New Metric: Pitch accuracy when all strings are merged to one

anthonio9 commented 9 months ago

Poly Pitch Net models are doing quite well with pitch recognition (up to 82%), however one of the main problems remains the distinction between the strings. Create a new metric that will ignore the strings distinction and will merge all string to one, then check the pitch accuracy, RPA, RCA, RMSE. This new metric will tell how good the pitch recognition is overall, instead of how good the network is at the task of pitch recognition and string separation at the same time

anthonio9 commented 9 months ago

The new metric can be called Full RPA, Full RCA, Full RMSE, I'm not sure what's better. There are thresholds set for periodicity, and again those thresholds are not that accurate (60-80%), it could be due to the network just being better at recognizing the pitch rather than the string. To make those metrics happen, first periodicity has to be evaluated with all evaluated thresholds - this is the way to know which threshold really behaves better in combination of periodicity estimation with pitch estimation:

Get the pitch for all strings at all times
Get the periodicity estimation for all the strings at all times.
Marry the two, sort the results by pitch value
Sort the labels by the pitch value
Finally sent the predicted and truth data to the metrics class, or make a new class with new RPA, RCA and RMSE objects (the latter seems to be better)

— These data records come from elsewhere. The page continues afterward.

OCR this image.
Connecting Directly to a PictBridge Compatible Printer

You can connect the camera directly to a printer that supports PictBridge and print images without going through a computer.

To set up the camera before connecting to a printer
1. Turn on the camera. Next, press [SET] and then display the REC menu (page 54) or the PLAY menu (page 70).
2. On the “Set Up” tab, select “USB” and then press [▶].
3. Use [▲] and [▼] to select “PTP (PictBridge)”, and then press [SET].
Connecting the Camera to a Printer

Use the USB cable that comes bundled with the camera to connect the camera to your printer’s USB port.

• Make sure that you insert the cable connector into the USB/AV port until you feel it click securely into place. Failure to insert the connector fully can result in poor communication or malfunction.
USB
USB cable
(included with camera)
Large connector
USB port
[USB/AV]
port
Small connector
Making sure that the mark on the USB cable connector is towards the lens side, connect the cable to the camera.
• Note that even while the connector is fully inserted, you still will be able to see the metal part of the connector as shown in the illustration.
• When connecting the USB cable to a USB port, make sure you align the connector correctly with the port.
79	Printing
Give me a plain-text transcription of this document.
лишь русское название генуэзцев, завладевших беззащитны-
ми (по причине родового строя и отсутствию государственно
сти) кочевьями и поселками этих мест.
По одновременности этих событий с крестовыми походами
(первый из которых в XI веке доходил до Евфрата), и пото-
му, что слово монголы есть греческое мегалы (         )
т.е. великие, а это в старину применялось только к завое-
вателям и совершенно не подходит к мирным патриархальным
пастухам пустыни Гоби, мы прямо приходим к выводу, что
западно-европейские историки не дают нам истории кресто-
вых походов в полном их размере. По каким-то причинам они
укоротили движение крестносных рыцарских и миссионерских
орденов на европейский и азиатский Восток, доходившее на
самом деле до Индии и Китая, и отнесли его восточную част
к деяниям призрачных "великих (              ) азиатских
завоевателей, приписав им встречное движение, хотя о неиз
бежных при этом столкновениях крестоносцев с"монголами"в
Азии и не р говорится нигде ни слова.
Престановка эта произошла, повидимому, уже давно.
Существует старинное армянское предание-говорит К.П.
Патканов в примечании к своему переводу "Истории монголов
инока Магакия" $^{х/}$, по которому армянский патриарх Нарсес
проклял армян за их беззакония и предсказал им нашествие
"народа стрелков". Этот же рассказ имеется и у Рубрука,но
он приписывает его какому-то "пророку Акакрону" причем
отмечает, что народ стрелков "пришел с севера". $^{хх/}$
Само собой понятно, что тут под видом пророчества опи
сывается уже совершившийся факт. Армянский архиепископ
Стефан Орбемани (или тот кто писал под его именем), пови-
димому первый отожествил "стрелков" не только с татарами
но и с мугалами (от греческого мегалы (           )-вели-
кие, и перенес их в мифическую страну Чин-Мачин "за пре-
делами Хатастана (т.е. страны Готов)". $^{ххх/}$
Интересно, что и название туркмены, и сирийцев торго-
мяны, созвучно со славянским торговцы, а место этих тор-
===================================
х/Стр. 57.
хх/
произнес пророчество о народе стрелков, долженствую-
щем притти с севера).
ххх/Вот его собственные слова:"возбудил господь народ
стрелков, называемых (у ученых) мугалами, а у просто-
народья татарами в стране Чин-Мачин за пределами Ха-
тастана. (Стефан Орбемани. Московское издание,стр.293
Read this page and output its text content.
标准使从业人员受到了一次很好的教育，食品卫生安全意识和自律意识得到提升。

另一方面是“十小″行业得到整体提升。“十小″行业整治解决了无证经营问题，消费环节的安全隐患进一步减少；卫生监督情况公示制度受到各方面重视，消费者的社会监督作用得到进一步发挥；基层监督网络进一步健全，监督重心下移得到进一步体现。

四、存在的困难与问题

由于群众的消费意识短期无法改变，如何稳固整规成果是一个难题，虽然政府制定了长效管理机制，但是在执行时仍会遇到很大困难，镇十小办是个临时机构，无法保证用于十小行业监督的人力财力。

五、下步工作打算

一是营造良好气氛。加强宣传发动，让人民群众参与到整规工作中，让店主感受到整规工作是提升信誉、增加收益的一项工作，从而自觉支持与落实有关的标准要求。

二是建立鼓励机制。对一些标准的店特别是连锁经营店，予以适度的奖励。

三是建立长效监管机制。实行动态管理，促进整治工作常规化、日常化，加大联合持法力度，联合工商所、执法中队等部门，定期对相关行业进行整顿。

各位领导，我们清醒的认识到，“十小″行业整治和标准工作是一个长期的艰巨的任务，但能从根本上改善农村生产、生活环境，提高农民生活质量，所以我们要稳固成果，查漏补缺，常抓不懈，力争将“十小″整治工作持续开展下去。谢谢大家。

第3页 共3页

anthonio9 commented 8 months ago

This is now becoming the priority NUMBER UNO, the hope is that this new metric will allow for a better translation of the network performance to accuracy. IMPORTANT!

anthonio9 commented 8 months ago

MultiPitchMetrics() have to be called from the Metrics class and not really from anywhere else. Keep that in mind!

anthonio9 commented 8 months ago

Plots are not ready for the pitch periodicity information. I'm a bit worried that there is something wrong with the periodicity estimation based on the threshold, but let's see how the training and evaluation goes.

anthonio9 commented 8 months ago

Make the new metric plot multiple threshold outputs on one plot with wandb. Here's a bit on how to do so.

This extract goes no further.